Sacha Nelson of Brandeis University in Waltham, MA and Rudolf Jaenisch of the Whitehead Institute of Biomedical Research in Cambridge, MA and their colleagues report online in the Proceedings of the National Academy of Sciences Early Edition that spontaneous neuronal activity is reduced in the cortex of a knockout mouse model for the childhood neurodevelopmental disorder, Rett Syndrome. The Rett Syndrome Research Foundation (RSRF) and the McKnight Foundation funded this project.
Rett Syndrome (RTT) is a severe neurological disorder diagnosed almost exclusively in girls. Children with RTT appear to develop normally until 6 to 18 months of age, when they enter a period of regression, losing speech and motor skills. Most develop repetitive hand movements, irregular breathing patterns, seizures and extreme motor control problems. RTT leaves its victims profoundly disabled, requiring maximum assistance with every aspect of daily living. There is no cure.
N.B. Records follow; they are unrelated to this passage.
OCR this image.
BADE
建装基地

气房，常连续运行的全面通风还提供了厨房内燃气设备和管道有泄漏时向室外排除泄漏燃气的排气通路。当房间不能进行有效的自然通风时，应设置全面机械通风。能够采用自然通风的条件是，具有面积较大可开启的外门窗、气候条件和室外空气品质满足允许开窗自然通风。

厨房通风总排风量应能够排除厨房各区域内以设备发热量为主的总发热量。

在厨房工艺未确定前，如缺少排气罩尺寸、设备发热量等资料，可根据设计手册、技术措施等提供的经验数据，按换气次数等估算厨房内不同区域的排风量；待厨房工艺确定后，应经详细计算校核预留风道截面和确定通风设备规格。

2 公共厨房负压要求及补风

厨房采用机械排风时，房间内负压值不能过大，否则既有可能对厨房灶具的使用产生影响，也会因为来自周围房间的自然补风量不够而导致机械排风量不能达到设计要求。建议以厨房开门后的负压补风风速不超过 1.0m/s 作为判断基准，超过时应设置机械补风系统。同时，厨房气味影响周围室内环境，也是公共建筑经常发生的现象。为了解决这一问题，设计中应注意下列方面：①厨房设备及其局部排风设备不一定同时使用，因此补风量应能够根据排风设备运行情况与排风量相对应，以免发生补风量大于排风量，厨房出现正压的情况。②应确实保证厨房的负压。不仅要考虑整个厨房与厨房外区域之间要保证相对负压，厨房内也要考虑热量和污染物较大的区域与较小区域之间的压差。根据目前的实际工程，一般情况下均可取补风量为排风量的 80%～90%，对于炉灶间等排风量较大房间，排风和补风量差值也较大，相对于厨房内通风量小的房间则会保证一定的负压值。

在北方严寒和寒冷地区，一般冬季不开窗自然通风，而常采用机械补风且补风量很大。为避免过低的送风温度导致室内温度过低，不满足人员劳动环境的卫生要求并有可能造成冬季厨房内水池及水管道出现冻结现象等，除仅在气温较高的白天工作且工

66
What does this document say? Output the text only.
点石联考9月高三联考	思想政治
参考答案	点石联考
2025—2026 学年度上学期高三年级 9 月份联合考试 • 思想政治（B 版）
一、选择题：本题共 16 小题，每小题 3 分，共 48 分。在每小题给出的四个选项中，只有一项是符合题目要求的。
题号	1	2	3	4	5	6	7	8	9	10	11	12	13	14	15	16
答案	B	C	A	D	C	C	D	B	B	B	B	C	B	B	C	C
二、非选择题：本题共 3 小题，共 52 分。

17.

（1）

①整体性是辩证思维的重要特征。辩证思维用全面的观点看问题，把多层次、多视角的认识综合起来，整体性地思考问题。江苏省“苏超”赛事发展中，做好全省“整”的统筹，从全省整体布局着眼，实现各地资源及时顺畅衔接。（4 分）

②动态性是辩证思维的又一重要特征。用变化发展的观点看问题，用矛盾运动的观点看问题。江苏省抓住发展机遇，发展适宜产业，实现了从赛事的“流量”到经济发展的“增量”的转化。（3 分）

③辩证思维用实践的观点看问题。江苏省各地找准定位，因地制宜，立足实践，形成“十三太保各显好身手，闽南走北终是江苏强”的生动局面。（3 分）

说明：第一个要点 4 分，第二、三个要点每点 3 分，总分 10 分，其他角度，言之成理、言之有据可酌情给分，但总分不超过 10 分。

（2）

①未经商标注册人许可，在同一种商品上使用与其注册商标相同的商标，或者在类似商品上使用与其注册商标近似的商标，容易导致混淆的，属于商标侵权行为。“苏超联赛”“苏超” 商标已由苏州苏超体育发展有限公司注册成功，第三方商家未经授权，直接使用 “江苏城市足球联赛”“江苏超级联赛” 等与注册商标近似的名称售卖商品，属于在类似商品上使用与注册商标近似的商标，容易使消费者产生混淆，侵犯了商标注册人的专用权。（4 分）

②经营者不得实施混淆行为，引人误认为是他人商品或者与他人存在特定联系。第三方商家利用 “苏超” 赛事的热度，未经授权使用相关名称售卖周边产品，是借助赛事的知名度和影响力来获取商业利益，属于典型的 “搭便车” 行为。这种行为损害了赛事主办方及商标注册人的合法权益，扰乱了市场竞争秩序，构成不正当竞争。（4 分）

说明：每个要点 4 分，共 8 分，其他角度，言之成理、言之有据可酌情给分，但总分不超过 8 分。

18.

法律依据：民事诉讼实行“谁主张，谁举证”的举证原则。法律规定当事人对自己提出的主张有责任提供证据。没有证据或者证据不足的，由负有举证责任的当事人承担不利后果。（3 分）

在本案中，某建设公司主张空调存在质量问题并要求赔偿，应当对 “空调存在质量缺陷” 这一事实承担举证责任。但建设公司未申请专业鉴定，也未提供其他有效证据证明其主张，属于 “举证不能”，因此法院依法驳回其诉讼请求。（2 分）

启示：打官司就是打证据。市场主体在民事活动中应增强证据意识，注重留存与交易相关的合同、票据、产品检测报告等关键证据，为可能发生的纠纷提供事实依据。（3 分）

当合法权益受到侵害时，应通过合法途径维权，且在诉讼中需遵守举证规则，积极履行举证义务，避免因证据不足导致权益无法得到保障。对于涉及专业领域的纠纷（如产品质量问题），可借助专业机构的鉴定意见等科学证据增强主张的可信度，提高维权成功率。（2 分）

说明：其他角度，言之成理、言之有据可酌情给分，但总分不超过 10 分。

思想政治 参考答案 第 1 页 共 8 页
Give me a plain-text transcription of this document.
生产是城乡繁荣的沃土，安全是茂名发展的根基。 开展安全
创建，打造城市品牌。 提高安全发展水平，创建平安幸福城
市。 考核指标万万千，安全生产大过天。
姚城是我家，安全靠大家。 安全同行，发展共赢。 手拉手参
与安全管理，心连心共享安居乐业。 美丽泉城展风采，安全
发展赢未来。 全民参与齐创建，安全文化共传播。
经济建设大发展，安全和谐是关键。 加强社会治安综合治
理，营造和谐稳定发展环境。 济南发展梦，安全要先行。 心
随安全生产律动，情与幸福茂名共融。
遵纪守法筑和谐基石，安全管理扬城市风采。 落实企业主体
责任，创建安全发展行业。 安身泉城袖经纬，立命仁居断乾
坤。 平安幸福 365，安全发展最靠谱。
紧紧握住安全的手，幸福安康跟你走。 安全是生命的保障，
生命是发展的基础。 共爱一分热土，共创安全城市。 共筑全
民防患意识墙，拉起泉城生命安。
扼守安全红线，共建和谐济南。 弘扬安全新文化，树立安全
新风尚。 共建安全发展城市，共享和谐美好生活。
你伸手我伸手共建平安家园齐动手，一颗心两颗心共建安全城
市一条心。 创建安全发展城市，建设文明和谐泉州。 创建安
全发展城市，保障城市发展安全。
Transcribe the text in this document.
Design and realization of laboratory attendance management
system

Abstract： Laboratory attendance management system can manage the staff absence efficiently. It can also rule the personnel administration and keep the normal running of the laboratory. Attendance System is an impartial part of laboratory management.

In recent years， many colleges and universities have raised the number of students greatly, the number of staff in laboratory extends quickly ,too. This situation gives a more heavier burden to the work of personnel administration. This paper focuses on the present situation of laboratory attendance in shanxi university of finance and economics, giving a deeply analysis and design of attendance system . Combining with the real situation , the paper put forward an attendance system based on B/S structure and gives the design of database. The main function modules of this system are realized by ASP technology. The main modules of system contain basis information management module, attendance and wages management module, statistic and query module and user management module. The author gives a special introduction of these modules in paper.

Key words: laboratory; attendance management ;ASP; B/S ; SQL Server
The nervous system consists of billions of neurons that communicate with each other. Neurons don't touch and the gap between them is called a synapse. This gap is bridged by neurotransmitters that are released by the generation of electrical signals. Some neurotransmitters are excitatory and increase activity in the brain and others are inhibitory and decrease activity. In healthy brains, a balance between excitation and inhibition is essential for nearly all functions, including representation of sensory information, cognitive processes such as decision making, sleep and motor control.
The electrical signals that neurons generate can be measured using microelectrodes. Using a technique called, whole cell patch clamp, Vardhan Dani, a graduate student in Dr. Nelson's lab and Qiang Chang a post doctoral fellow from Rudolf Jaenisch's lab tested the electrical impulses in the cortex of the Rett Syndrome knockout mouse model. The cortex is one of the regions of the brain affected in patients with RTT. These mice are genetically manipulated so they lack the "Rett gene", MECP2. Like individuals with Rett Syndrome, they are seemingly normal at birth and begin to exhibit Rett-like behaviors by 5 weeks of age.